企業会計基準委員会は昨年11月30日まで意見募集していた「金融商品に関する会計基準の改正についての意見の募集」に対して寄せられたコメントについての検討を開始した。金融商品会計基準を開発することに対しては一部反対意見があったものの、会計基準の高品質化につながるとした賛成意見が多かった模様だ。
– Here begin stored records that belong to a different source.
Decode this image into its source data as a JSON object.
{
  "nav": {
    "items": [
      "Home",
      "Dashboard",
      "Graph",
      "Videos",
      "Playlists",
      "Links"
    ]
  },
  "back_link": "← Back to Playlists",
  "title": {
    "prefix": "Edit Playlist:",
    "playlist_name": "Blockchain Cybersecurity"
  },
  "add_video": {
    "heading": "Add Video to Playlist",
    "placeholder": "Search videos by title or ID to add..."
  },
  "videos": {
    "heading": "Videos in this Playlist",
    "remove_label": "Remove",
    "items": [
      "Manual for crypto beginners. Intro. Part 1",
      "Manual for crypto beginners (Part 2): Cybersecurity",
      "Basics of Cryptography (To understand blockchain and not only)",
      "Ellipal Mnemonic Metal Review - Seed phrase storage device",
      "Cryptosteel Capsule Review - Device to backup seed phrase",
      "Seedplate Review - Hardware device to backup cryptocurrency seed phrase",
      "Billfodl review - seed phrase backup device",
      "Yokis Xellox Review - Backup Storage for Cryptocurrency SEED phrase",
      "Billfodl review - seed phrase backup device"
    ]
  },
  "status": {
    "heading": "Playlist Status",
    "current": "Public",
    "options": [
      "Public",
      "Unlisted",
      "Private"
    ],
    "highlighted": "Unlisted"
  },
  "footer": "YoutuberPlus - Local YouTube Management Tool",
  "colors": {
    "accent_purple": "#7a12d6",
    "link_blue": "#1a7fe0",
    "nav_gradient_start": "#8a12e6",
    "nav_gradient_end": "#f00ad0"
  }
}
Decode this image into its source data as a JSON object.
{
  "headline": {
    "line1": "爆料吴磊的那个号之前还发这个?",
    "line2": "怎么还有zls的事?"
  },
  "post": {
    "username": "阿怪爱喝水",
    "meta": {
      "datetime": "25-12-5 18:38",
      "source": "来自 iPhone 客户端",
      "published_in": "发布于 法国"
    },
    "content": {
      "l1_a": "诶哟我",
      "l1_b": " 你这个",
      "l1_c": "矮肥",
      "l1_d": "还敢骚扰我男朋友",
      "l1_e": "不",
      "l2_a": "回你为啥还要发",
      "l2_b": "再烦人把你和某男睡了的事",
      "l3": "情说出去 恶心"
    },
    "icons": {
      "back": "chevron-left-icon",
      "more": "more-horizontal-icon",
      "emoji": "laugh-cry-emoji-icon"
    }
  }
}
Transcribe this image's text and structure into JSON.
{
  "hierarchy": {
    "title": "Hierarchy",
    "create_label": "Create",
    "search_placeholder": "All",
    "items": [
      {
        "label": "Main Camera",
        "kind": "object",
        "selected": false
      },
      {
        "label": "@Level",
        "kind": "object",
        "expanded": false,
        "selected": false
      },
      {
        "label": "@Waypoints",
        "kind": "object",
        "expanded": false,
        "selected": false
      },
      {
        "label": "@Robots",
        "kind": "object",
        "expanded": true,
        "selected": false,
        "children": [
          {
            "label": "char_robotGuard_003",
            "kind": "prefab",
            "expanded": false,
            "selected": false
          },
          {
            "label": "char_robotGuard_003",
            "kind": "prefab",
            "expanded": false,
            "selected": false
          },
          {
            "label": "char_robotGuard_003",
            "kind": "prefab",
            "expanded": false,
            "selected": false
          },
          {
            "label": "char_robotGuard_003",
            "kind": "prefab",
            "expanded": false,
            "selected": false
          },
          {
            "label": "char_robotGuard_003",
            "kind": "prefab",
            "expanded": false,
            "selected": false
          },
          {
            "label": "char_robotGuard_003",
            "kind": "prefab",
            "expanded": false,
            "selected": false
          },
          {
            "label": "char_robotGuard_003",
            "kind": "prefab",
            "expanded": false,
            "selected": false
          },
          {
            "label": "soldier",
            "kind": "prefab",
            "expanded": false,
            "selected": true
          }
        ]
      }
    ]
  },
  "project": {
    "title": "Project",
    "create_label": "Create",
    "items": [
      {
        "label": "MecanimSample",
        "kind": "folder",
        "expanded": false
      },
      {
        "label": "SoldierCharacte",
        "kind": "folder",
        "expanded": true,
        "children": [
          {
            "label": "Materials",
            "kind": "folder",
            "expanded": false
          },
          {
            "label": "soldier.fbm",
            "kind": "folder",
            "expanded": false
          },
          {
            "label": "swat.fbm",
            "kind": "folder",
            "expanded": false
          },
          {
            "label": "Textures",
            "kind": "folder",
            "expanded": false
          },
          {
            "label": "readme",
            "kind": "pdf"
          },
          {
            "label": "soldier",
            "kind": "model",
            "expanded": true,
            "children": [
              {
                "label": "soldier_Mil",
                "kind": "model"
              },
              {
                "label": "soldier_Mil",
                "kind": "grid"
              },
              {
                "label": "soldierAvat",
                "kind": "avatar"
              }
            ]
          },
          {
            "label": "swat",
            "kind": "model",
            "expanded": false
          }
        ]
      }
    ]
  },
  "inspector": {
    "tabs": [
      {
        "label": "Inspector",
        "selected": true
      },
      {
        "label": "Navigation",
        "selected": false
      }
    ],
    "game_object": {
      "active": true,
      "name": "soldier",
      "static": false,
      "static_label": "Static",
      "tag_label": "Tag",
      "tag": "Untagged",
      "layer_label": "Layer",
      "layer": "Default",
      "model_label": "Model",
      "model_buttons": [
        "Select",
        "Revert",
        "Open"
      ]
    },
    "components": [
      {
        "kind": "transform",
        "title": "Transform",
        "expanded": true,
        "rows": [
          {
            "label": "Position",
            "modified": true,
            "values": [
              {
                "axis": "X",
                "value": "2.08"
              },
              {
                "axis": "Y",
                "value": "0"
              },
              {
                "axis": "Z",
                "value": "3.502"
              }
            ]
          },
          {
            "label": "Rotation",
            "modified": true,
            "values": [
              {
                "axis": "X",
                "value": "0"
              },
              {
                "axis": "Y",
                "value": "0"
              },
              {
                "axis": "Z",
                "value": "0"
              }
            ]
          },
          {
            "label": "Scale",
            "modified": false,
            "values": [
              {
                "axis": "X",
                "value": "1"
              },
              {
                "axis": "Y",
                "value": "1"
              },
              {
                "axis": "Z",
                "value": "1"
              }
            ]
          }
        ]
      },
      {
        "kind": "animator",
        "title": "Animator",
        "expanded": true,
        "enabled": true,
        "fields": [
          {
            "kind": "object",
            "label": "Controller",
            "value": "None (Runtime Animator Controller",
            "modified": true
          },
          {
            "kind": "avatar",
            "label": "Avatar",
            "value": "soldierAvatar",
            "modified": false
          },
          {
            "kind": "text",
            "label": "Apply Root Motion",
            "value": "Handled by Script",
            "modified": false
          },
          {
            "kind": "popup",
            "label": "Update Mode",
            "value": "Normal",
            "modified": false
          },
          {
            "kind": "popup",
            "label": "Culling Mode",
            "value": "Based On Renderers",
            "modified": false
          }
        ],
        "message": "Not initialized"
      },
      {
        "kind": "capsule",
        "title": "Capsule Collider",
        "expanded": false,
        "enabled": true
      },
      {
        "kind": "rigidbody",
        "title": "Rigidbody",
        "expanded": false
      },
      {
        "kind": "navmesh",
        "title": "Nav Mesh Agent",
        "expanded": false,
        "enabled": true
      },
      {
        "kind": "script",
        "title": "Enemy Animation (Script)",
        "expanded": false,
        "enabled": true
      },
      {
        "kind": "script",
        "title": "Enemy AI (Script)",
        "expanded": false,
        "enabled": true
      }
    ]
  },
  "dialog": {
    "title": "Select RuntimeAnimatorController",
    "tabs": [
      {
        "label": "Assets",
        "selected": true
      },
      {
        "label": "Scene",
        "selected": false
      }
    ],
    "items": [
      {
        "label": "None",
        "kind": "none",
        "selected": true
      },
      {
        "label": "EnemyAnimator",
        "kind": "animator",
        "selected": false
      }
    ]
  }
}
主だったコメントをみると、例えば、プロジェクトの範囲については、「金融資産の減損」や「金融商品の分類および測定」に関しては国際的な会計基準との差異が大きいとして優先して検討すべきといった意見が多く、その一方、「ヘッジ会計」については、優先順位は低いとする意見が多かった。IASB(国際会計基準審議会)において「動的リスク管理」(マクロヘッジ)に関わるプロジェクトが進行中であるため、当該プロジェクトの結論を見極めた上で検討を行うべきとの理由からである。
また、会計処理については、連結財務諸表と個別財務諸表で同一とすべきとの意見が多く寄せられた。連単分離となった場合には、連結決算の作成負担が増加することや、規制等対応に関する二重管理やシステムの複雑化につながり、財務諸表作成者に過度な実務上の負担が生じる可能性があるとしている。